In recent years, several hospitals have established a routine hearing check on babies on the day they are born! In Israel alone, there are four of these hospitals. There are about 1.5 per thousand babies born with a severe hearing impairment and the earlier the intervention, the more likely the child will be able to attend a normal school among children with normal hearing. The implant is not usually carried out before the age of 20 months or two years (unless the child has meningitis). This is because the child is considered to be at risk at this age, both from the general anesthetic and the actual surgery, which takes about two hours.

Results have shown that implants done before the age of five are very successful indeed. The child hears normal sounds but does not connect them to anything. Till now, hand clapping was a silent occupation. Traffic moved without sound, as did Mommy's lips when she spoke to him. Some children show sheer delight, others show surprise and even fear of their new world of sound, and others seem to take no notice at all of the change in their world.

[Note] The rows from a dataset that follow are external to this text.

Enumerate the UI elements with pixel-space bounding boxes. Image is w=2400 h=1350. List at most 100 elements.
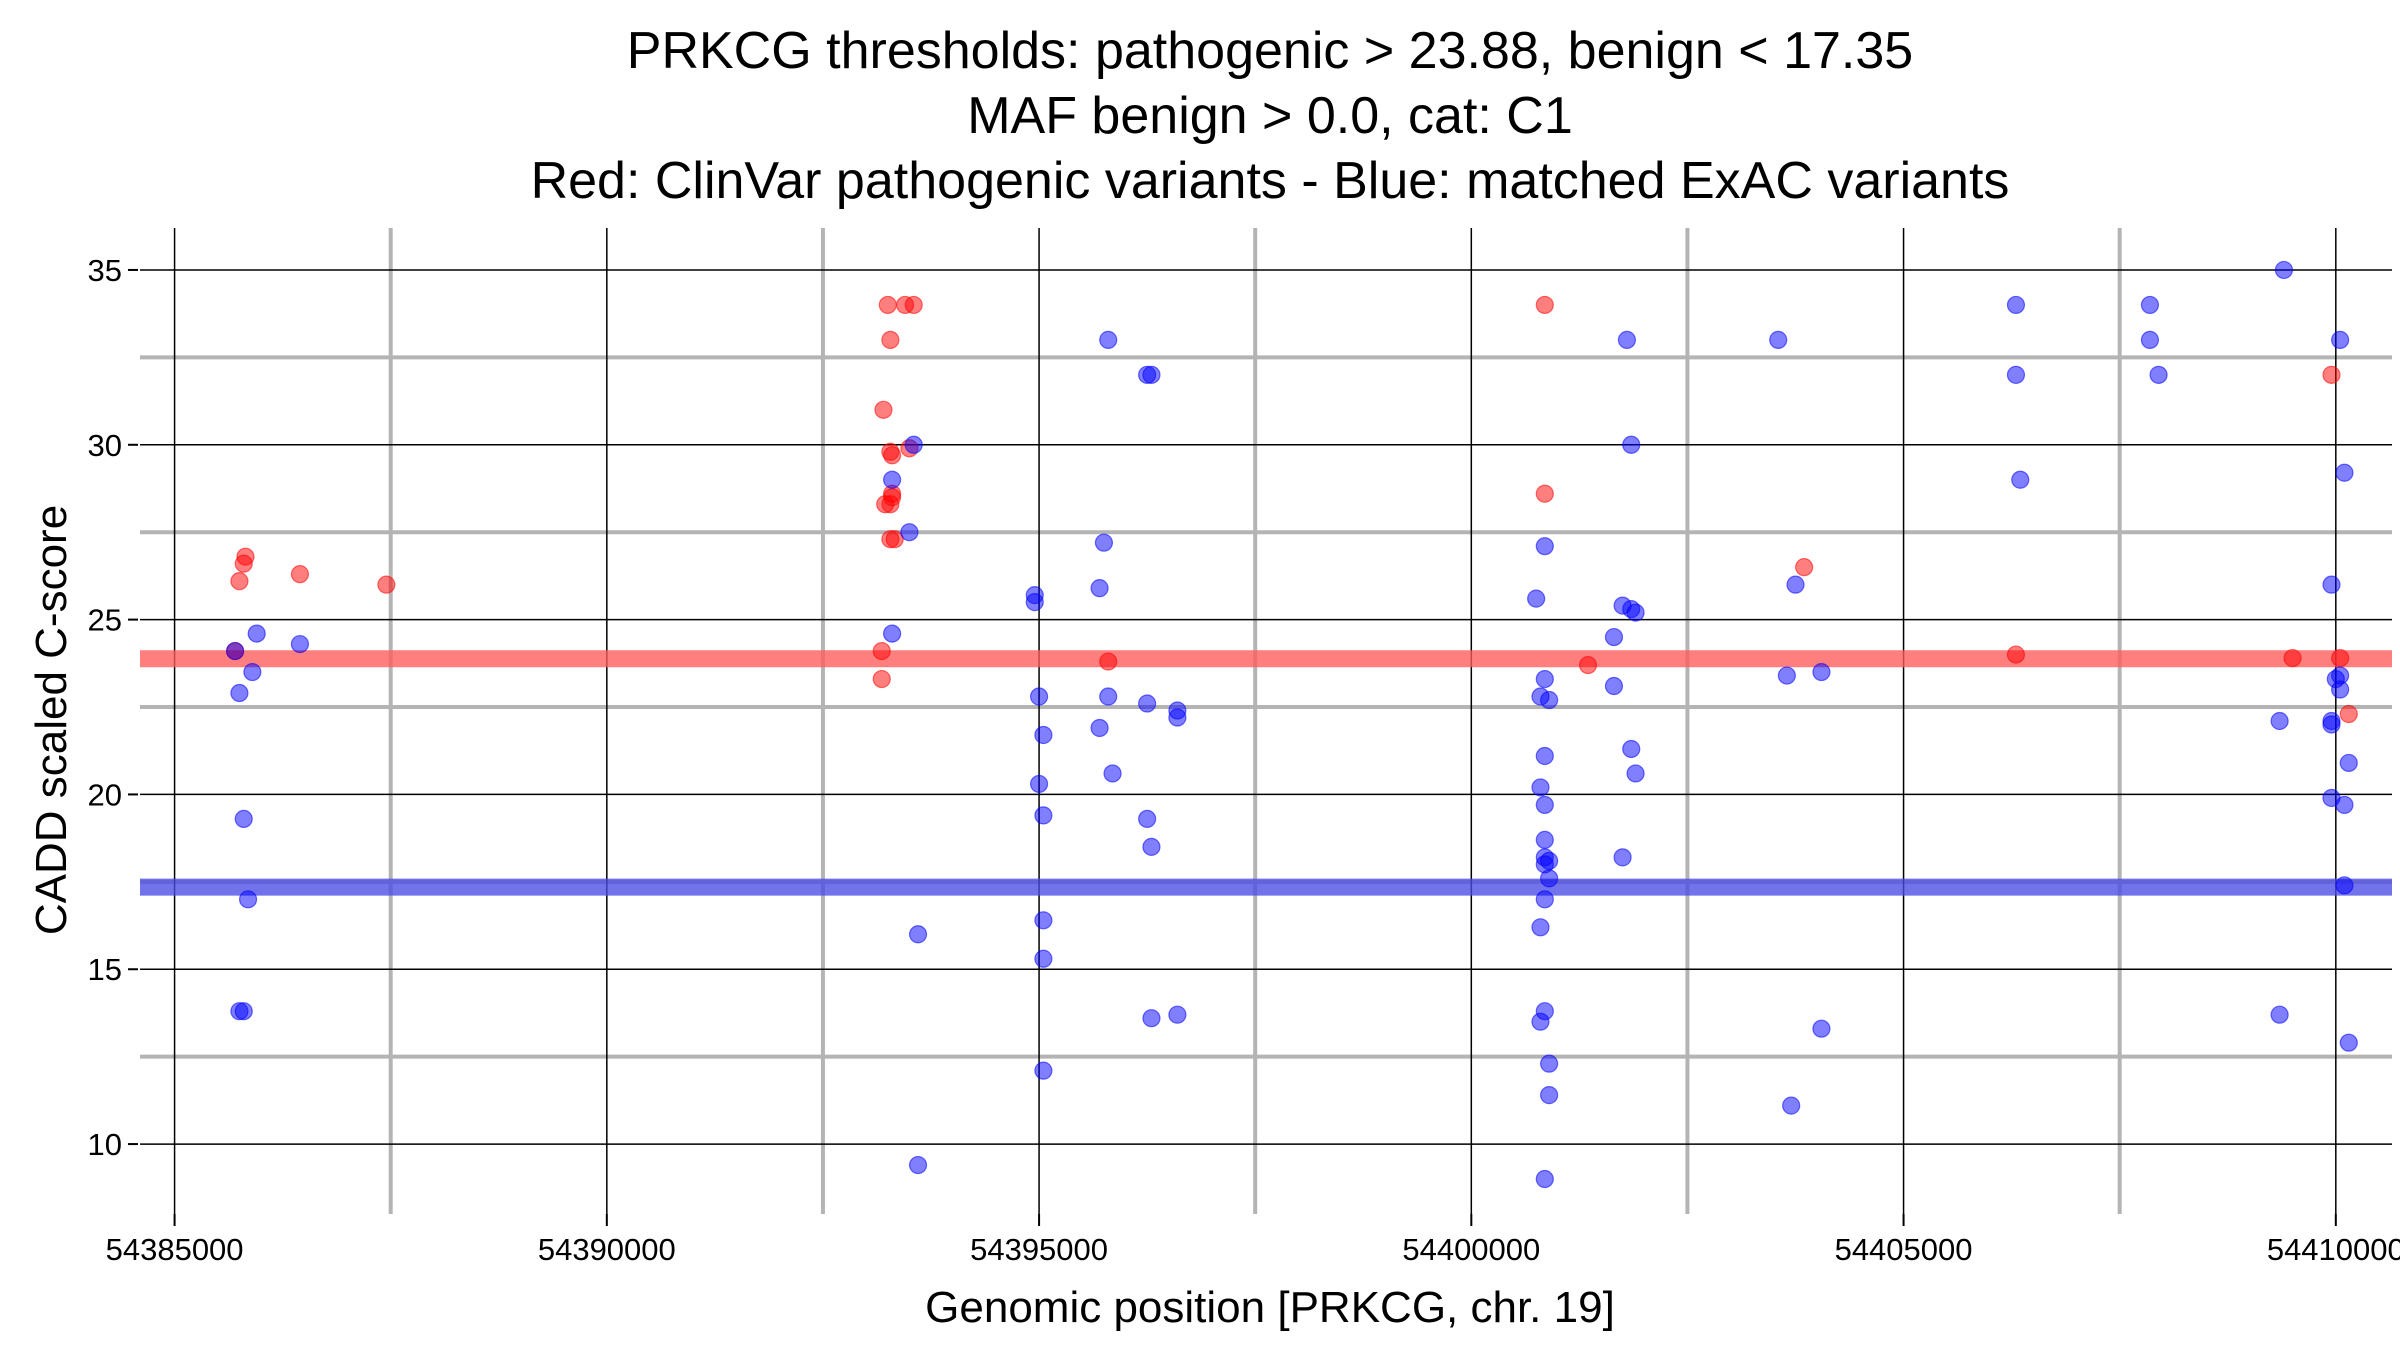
matched-exac-point (2006, 365, 2026, 384)
data-points (225, 260, 2358, 1189)
x-tick-label: 54385000 (106, 1232, 244, 1267)
clinvar-pathogenic-point (1578, 655, 1598, 675)
matched-exac-point (1029, 687, 1049, 706)
matched-exac-point (1535, 537, 1554, 556)
matched-exac-point (1540, 1054, 1559, 1073)
matched-exac-point (900, 523, 919, 542)
matched-exac-point (2339, 753, 2358, 773)
matched-exac-point (1604, 627, 1624, 647)
matched-exac-point (1527, 589, 1546, 608)
matched-exac-point (1029, 774, 1049, 794)
matched-exac-point (2335, 463, 2354, 482)
matched-exac-point (1034, 1061, 1053, 1080)
matched-exac-point (1626, 603, 1645, 622)
matched-exac-point (1535, 890, 1554, 909)
clinvar-pathogenic-point (2322, 365, 2341, 384)
clinvar-pathogenic-point (881, 330, 900, 349)
matched-exac-point (1142, 365, 1161, 384)
matched-exac-point (243, 662, 262, 682)
clinvar-pathogenic-point (377, 575, 396, 594)
y-tick-label: 20 (88, 777, 122, 812)
clinvar-pathogenic-point (2331, 648, 2350, 668)
matched-exac-point (1168, 708, 1187, 727)
clinvar-pathogenic-point (878, 295, 897, 315)
clinvar-pathogenic-point (2339, 704, 2358, 724)
matched-exac-point (2140, 295, 2160, 315)
matched-exac-point (2331, 680, 2350, 699)
matched-exac-point (1769, 330, 1788, 349)
matched-exac-point (2011, 470, 2030, 489)
matched-exac-point (1622, 435, 1641, 454)
matched-exac-point (2270, 711, 2289, 731)
matched-exac-point (1034, 911, 1053, 930)
matched-exac-point (1535, 1169, 1554, 1189)
clinvar-pathogenic-point (883, 446, 902, 465)
matched-exac-point (1142, 1009, 1161, 1028)
chart-title: PRKCG thresholds: pathogenic > 23.88, be… (531, 22, 2010, 210)
matched-exac-point (1034, 806, 1053, 825)
matched-exac-point (1604, 676, 1624, 696)
matched-exac-point (1535, 795, 1554, 815)
grid (140, 228, 2392, 1214)
matched-exac-point (1535, 746, 1554, 766)
clinvar-pathogenic-point (872, 669, 891, 689)
matched-exac-point (1622, 739, 1641, 759)
matched-exac-point (1531, 778, 1550, 797)
clinvar-pathogenic-point (230, 572, 249, 591)
matched-exac-point (1540, 851, 1559, 870)
y-tick-label: 35 (88, 253, 122, 288)
matched-exac-point (2140, 330, 2160, 349)
matched-exac-point (225, 641, 245, 661)
clinvar-pathogenic-point (2006, 645, 2026, 664)
y-tick-label: 25 (88, 603, 122, 638)
matched-exac-point (2322, 715, 2341, 734)
x-axis-label: Genomic position [PRKCG, chr. 19] (925, 1283, 1615, 1332)
matched-exac-point (1782, 1096, 1801, 1115)
matched-exac-point (1142, 837, 1161, 856)
matched-exac-point (2339, 1033, 2358, 1052)
matched-exac-point (2331, 330, 2350, 349)
y-tick-label: 15 (88, 952, 122, 987)
matched-exac-point (1090, 579, 1109, 598)
matched-exac-point (1090, 718, 1109, 738)
title-line-1: PRKCG thresholds: pathogenic > 23.88, be… (627, 22, 1913, 80)
matched-exac-point (1617, 330, 1637, 349)
y-axis-ticks: 10 15 20 25 30 35 (88, 253, 138, 1162)
matched-exac-point (2006, 295, 2026, 315)
x-tick-label: 54400000 (1402, 1232, 1540, 1267)
matched-exac-point (1094, 533, 1114, 552)
matched-exac-point (1138, 694, 1157, 713)
matched-exac-point (1786, 575, 1805, 594)
matched-exac-point (1034, 725, 1053, 745)
matched-exac-point (1168, 1005, 1187, 1024)
clinvar-pathogenic-point (1535, 295, 1554, 315)
matched-exac-point (1034, 949, 1053, 968)
matched-exac-point (1103, 764, 1122, 783)
title-line-3: Red: ClinVar pathogenic variants - Blue:… (531, 152, 2010, 210)
clinvar-pathogenic-point (904, 295, 923, 315)
matched-exac-point (908, 1155, 928, 1175)
clinvar-pathogenic-point (872, 641, 891, 661)
matched-exac-point (904, 435, 923, 454)
clinvar-pathogenic-point (885, 530, 904, 549)
matched-exac-point (1531, 1012, 1550, 1031)
y-axis-label: CADD scaled C-score (27, 505, 76, 935)
title-line-2: MAF benign > 0.0, cat: C1 (967, 87, 1573, 145)
matched-exac-point (1138, 809, 1157, 829)
matched-exac-point (1812, 662, 1831, 682)
matched-exac-point (2335, 876, 2354, 895)
matched-exac-point (1535, 830, 1554, 849)
matched-exac-point (1777, 666, 1796, 685)
clinvar-pathogenic-point (1795, 558, 1814, 577)
matched-exac-point (230, 683, 249, 703)
matched-exac-point (883, 470, 902, 489)
clinvar-pathogenic-point (876, 495, 895, 514)
matched-exac-point (883, 624, 902, 643)
x-axis-ticks: 54385000 54390000 54395000 54400000 54405000… (106, 1214, 2400, 1267)
matched-exac-point (1626, 764, 1645, 783)
y-tick-label: 10 (88, 1127, 122, 1162)
y-tick-label: 30 (88, 428, 122, 463)
matched-exac-point (247, 624, 266, 643)
matched-exac-point (1025, 593, 1044, 612)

In adults, the headset (microphone) and speech processor are fitted about a month after surgery. The audiologist will obtain comfortable listening levels for each of the tiny electrodes in the ear, and uses this information to create an individual program. In small children, the fitting is done over a period of three months, with the audiologist seeing the child two or three times a week for the first month, and then once or twice each week for the next two months, to obtain the correct individualized program, known as MAP among professionals.

It takes about a year of regular monitoring for the family to learn how to adjust and care for the equipment, for the electrodes to be checked and adjusted, and for the child himself to adjust. After that, it takes another year of intensive speech and other therapy for the child to begin to get the most out of his implant.

Doctors claim that even up to the age of ten, they get very good results, although the brain is extremely flexible and different nerve cells can more easily be taught to take the place of damaged ones before the age of five. Thus, children who were born with severely impaired hearing obtain correct voice pitch and excellent communication abilities.

The sound input which a normally hearing child receives straight after birth gradually translates itself into meaning. The clink of a spoon, Mommy's footsteps, the rustling of a candy wrapper, to mention but a few, are all important sounds to the developing child. Not so the child with a cochlear implant. He will have a normal input but will have to be taught the meaning of the sounds. It is as if we would be taken to China: we would hear the language, but it would be Chinese to us and we would have to be taught the meaning of each word.

If parents, teachers and speech therapists all work together, this is of the greatest benefit to the child. Music therapy is a very effective way of expanding auditory perception and language skills. It seems to benefit the patients emotionally, physically and socially. Apart from which it is usually pure pleasure for the child.

I listened to a nine-year-old boy who had received a coclear implant, pounding a drum recently. He spoke very intelligibly, with fairly normal pitch, without the monotone normally associated with hearing impaired people. His teachers had worked very hard to integrate him into a regular school, although he will still continue to receive years of therapy. Finally, the external pieces which activate the implant are designed to incorporate the rapid advances in technology, which is an added glimmer of hope to worried parents, who have to make the decision for their baby.